The project aims to revamp the colonial-era railway’s infrastructure and create as many as 150,000 new jobs as well as additional freight revenue after completion.
China is well aware that nationalist and separatist forces in Balochistan and Sindh provinces have stepped up their activities against the projects, which in recent weeks has seen Chinese workers and engineers working in the regions targeted and killed by armed separatists.
They claim in propaganda materials that the Pakistan army has colluded with China to plunder Baloch and Sindh natural resources.
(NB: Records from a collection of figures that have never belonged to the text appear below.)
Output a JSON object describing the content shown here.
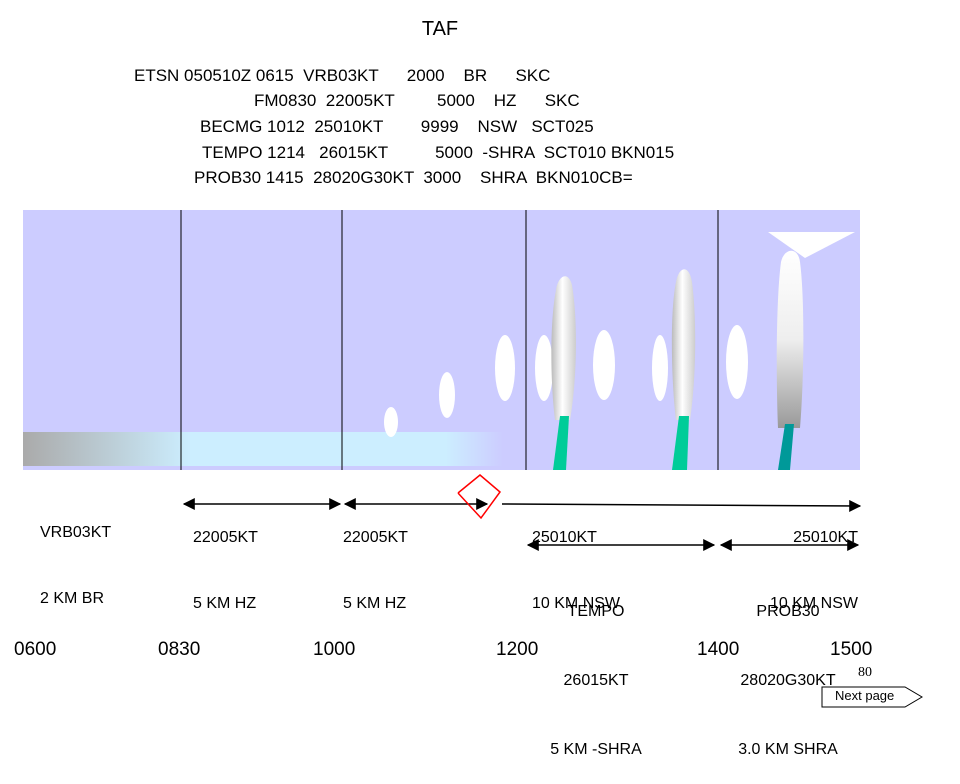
{
  "title": "TAF",
  "taf_lines": [
    "ETSN 050510Z 0615  VRB03KT      2000    BR      SKC",
    "FM0830  22005KT         5000    HZ      SKC",
    "BECMG 1012  25010KT        9999    NSW   SCT025",
    "TEMPO 1214   26015KT          5000  -SHRA  SCT010 BKN015",
    "PROB30 1415  28020G30KT  3000    SHRA  BKN010CB="
  ],
  "time_axis": [
    "0600",
    "0830",
    "1000",
    "1200",
    "1400",
    "1500"
  ],
  "segments": [
    {
      "wind": "VRB03KT",
      "vis": "2 KM BR"
    },
    {
      "wind": "22005KT",
      "vis": "5 KM HZ"
    },
    {
      "wind": "22005KT",
      "vis": "5 KM HZ"
    },
    {
      "wind": "25010KT",
      "vis": "10 KM NSW"
    },
    {
      "wind": "25010KT",
      "vis": "10 KM NSW"
    }
  ],
  "tempo": {
    "label": "TEMPO",
    "wind": "26015KT",
    "vis": "5 KM -SHRA"
  },
  "prob": {
    "label": "PROB30",
    "wind": "28020G30KT",
    "vis": "3.0 KM SHRA"
  },
  "page_number": "80",
  "next_page": "Next page",
  "colors": {
    "sky": "#ccccff",
    "haze_start": "#aaaaaa",
    "haze_end": "#cceeff",
    "rain": "#00cc99",
    "rain_heavy": "#009999",
    "arrow_red": "#ff0000"
  }
}
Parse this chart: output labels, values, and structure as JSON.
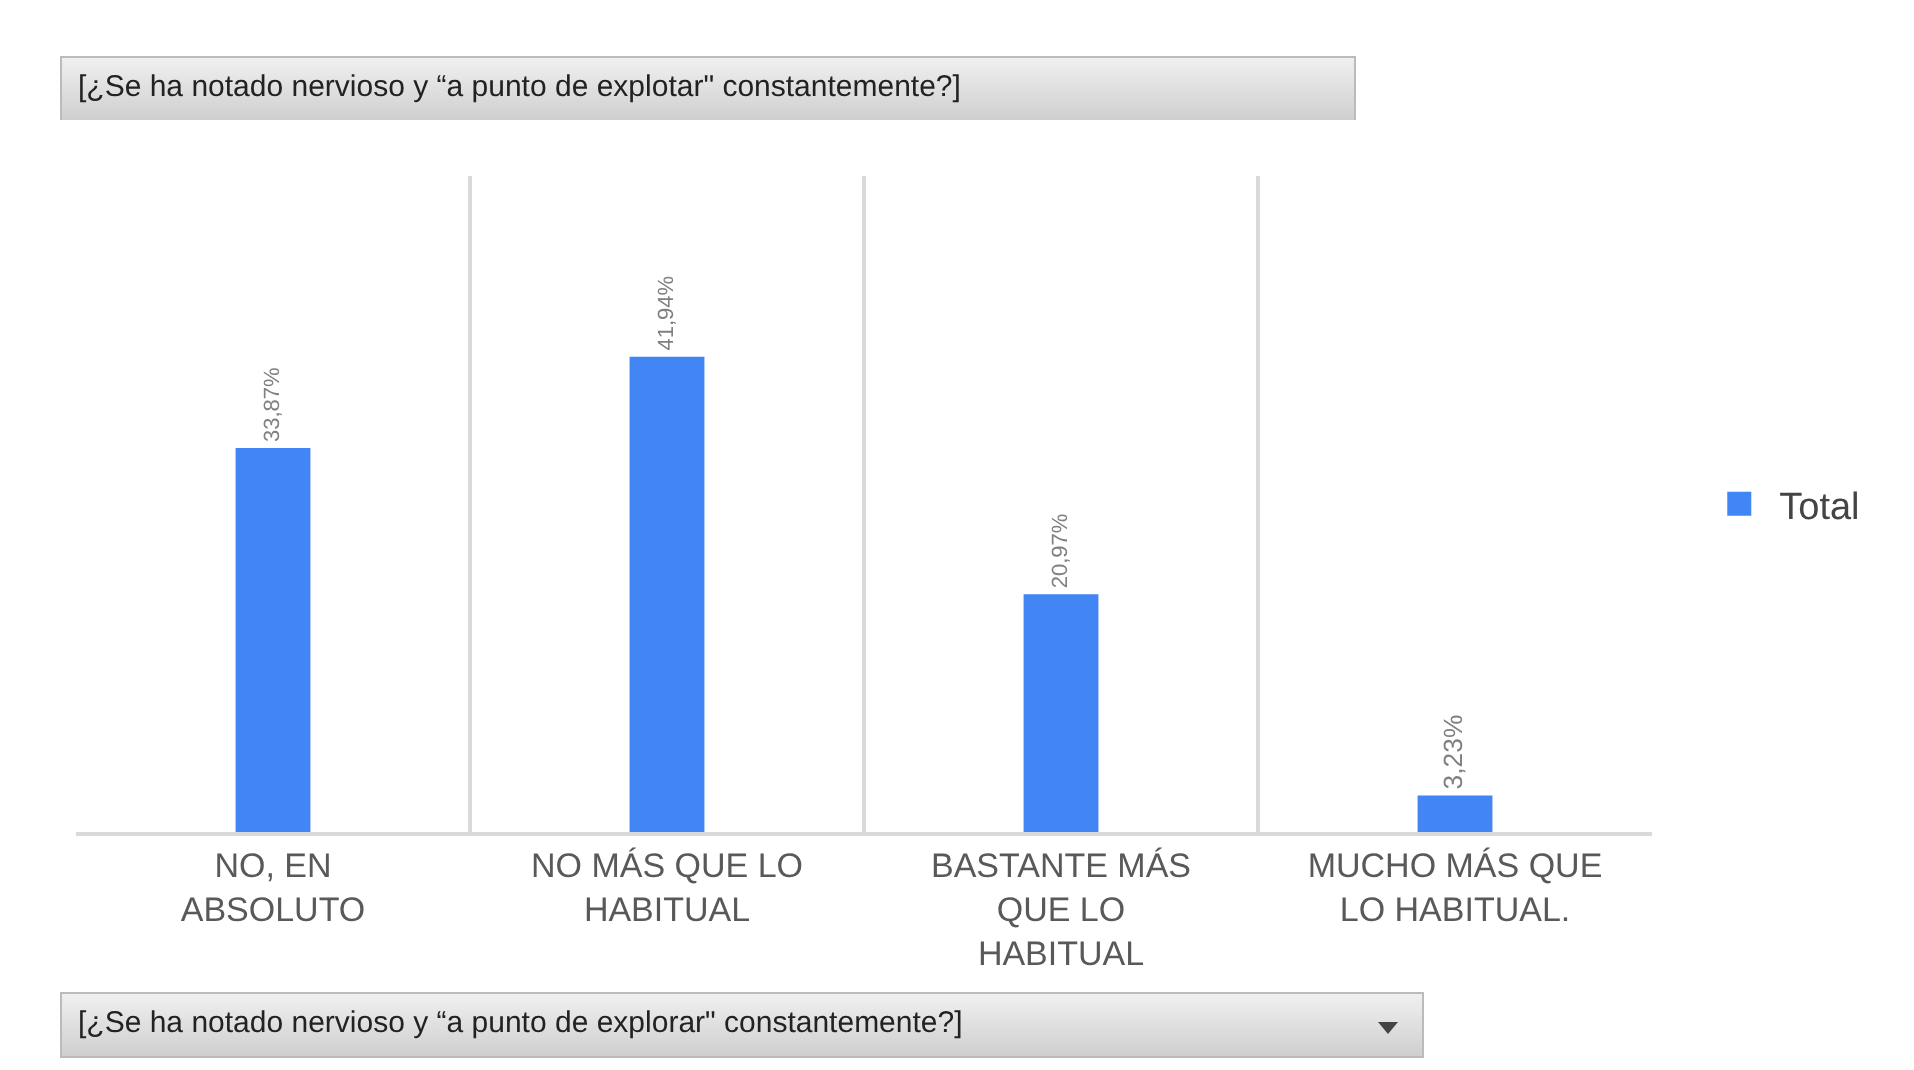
{
  "chart_data": {
    "type": "bar",
    "title": "[¿Se ha notado nervioso y “a punto de explotar\" constantemente?]",
    "annotations": [
      "[¿Se ha notado nervioso y “a punto de explorar\" constantemente?]"
    ],
    "categories": [
      "NO, EN ABSOLUTO",
      "NO MÁS QUE LO HABITUAL",
      "BASTANTE MÁS QUE LO HABITUAL",
      "MUCHO MÁS QUE LO HABITUAL."
    ],
    "series": [
      {
        "name": "Total",
        "color": "#4285f4",
        "values": [
          33.87,
          41.94,
          20.97,
          3.23
        ],
        "value_labels": [
          "33,87%",
          "41,94%",
          "20,97%",
          "3,23%"
        ]
      }
    ],
    "grid": "x",
    "legend": "right"
  }
}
The cost of providing around-the-clock security to Chinese nationals is raising the price of the projects at a time Pakistan’s economy is faltering badly.

With that squeeze, Pakistan has reportedly requested a 1% interest rate on the Chinese loan for the ML-1 rail project, but Chinese authorities have been reluctant to extend credit at such a low rate and have used delaying tactics to put pressure on Islamabad to accept its higher rate terms.
Khan and Bajwa now reportedly plan to take the issue to Chinese President Xi Jinping, who they believe can dictate terms on China Development Bank and Export-Import Bank of China loans, in hopes that an agreement can be reached on the rail line.
The CPEC’s Joint Coordination Committee (JCC), a core bilateral body comprised of Chinese officials and CPECA senior authorities who meet at least once a month to approve projects and review ongoing ventures, could not be held in October but will be convened later this month.
Reports suggest that the ML-1 project may not be finalized at the review meeting despite Pakistan Railways Minister Shaikh Rasheed Ahmad’s repeated assertions that the rail line project was ready to commence.

Similarly, the Greater Peshawar Mass Transit Project, Swat Express Way Phase-II and Peshawar-DI Khan Motorway, all nominally under the CPEC, have likewise been delayed and are not on the agenda of the next JCC meeting.
Jeremy Garlick, an assistant professor at the Jan Masaryk Centre of International Studies at the Prague University of Economics and Business, was quoted in regional media saying that Beijing was using delaying tactics on the ML-1 as it doesn’t want to end up with a bad deal on its hands.
“Beijing doesn’t want to say no to ML-1, it wants to appear committed in Pakistan, but at the same time it is aware of the risky environment for Chinese investments,” he added.